Friday, September 14, 2007

Bank of England makes a last minute decision to save failing lender

Sources: (Scramble to quit UK mortgage lender; UK homebuyers face tighter loan rules); (Bank of England helps lender)

Thousands of customers of Northern Rock, the UK’s fifth largest mortgage lender, withdrew their savings this week after the Bank of England approved emergency funding to rescue the troubled lender. The emergency funding will provide an open-ended facility to Northern Rock, allowing them to access much needed liquidity by posting mortgages and mortgage-based securities as collateral.

Regulators and politicians attempted to calm nervous mortgage holders and investors. Chief executive of the British Banker’s Association, Angela Knight told reporters for the British Broadcast Company that customers of Northern Rock should rest assured that Northern Rock is a sound financial institution. “This isn’t about solvency, this is about a short-term problem that the Northern Rock has in getting liquidity—that is, getting some cash from the normal interbank lending market.” Britain’s treasury noted that the decision to approve the emergency funding was at the recommendation of the Bank of England’s governor and the chairman of the Financial Services Authority. In an official statement, the treasury noted that “the FSA judges that Northern Rock is solvent, exceeds its regulatory capital requirement and has a good quality loan book.”

However, despite their efforts, shares in Northern Rock plunged more than thirty percent. The news resulted in the drop of other UK bank share prices as well, including Alliance & Leicester, HBOS and Barclays. Analysts suggest a multitude of reasons for the lender’s failure, including financial innovations in the capital market that allowed small regional lenders such as Northern Rock to harness substantial financial power and excessive lending to Americans with questionable credit histories.

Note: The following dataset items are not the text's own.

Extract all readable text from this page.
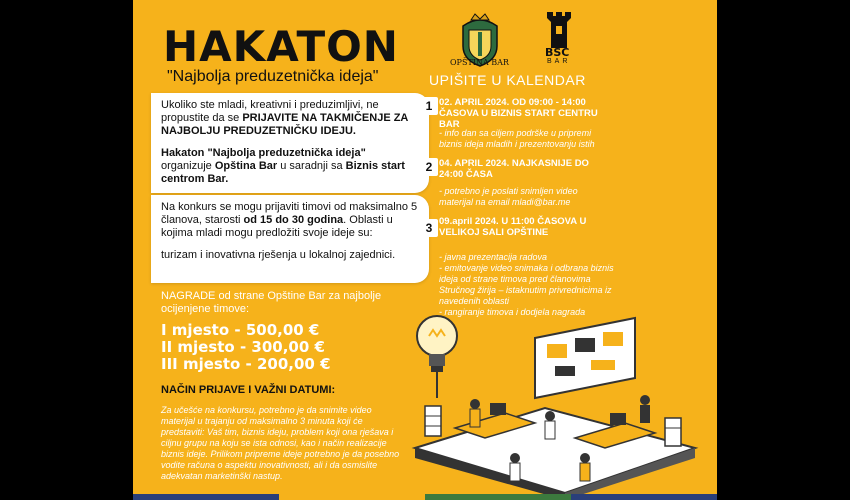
HAKATON
"Najbolja preduzetnička ideja"
OPŠTINA BAR
BSC
BAR

Ukoliko ste mladi, kreativni i preduzimljivi, ne propustite da se PRIJAVITE NA TAKMIČENJE ZA NAJBOLJU PREDUZETNIČKU IDEJU.

Hakaton "Najbolja preduzetnička ideja" organizuje Opština Bar u saradnji sa Biznis start centrom Bar.

Na konkurs se mogu prijaviti timovi od maksimalno 5 članova, starosti od 15 do 30 godina. Oblasti u kojima mladi mogu predložiti svoje ideje su:

turizam i inovativna rješenja u lokalnoj zajednici.

NAGRADE od strane Opštine Bar za najbolje ocijenjene timove:
I mjesto - 500,00 €
II mjesto - 300,00 €
III mjesto - 200,00 €
NAČIN PRIJAVE I VAŽNI DATUMI:
Za učešće na konkursu, potrebno je da snimite video materijal u trajanju od maksimalno 3 minuta koji će predstaviti: Vaš tim, biznis ideju, problem koji ona rješava i ciljnu grupu na koju se ista odnosi, kao i način realizacije biznis ideje. Prilikom pripreme ideje potrebno je da posebno vodite računa o aspektu inovativnosti, ali i da osmislite adekvatan marketinški nastup.
UPIŠITE U KALENDAR
1 02. APRIL 2024. OD 09:00 - 14:00 ČASOVA U BIZNIS START CENTRU BAR
- info dan sa ciljem podrške u pripremi biznis ideja mladih i prezentovanju istih
2 04. APRIL 2024. NAJKASNIJE DO 24:00 ČASA
- potrebno je poslati snimljen video materijal na email mladi@bar.me
3 09.april 2024. U 11:00 ČASOVA U VELIKOJ SALI OPŠTINE
- javna prezentacija radova
- emitovanje video snimaka i odbrana biznis ideja od strane timova pred članovima Stručnog žirija – istaknutim privrednicima iz navedenih oblasti
- rangiranje timova i dodjela nagrada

Most experts believe that the prevailing mood of uncertainty will result in stricter lending criteria for potential homebuyers, putting an end to the housing boom of the last decade. Defaults and repossessions have nearly doubled since 2004, and according to a September survey from Rightmove, asking prices are 2.6% lower than they were in August. Richard Donnell, head of research at Hometrack, a property information group, forecasts that the lack of confidence in the market could result in a sizeable gap between asking price and achievable price in the coming months, particularly in large markets such as London. “Confidence is very important to the housing market, especially in central London,” says Donnell. “It has become so hot, pricing was so far ahead of itself, it was at unsustainable levels.”

Questions for Discussion
1. The approval for emergency funding came only two days after Mervyn King, governor of the Bank of England, insisted that the Bank of England would not intervene to rescue the failing lender. What do you think motivated the Bank’s quick ‘change of heart’?

2. Is this a really a short term liquidity problem for a small regional lender, or is it indicative of a significantly larger issue in the UK lending market?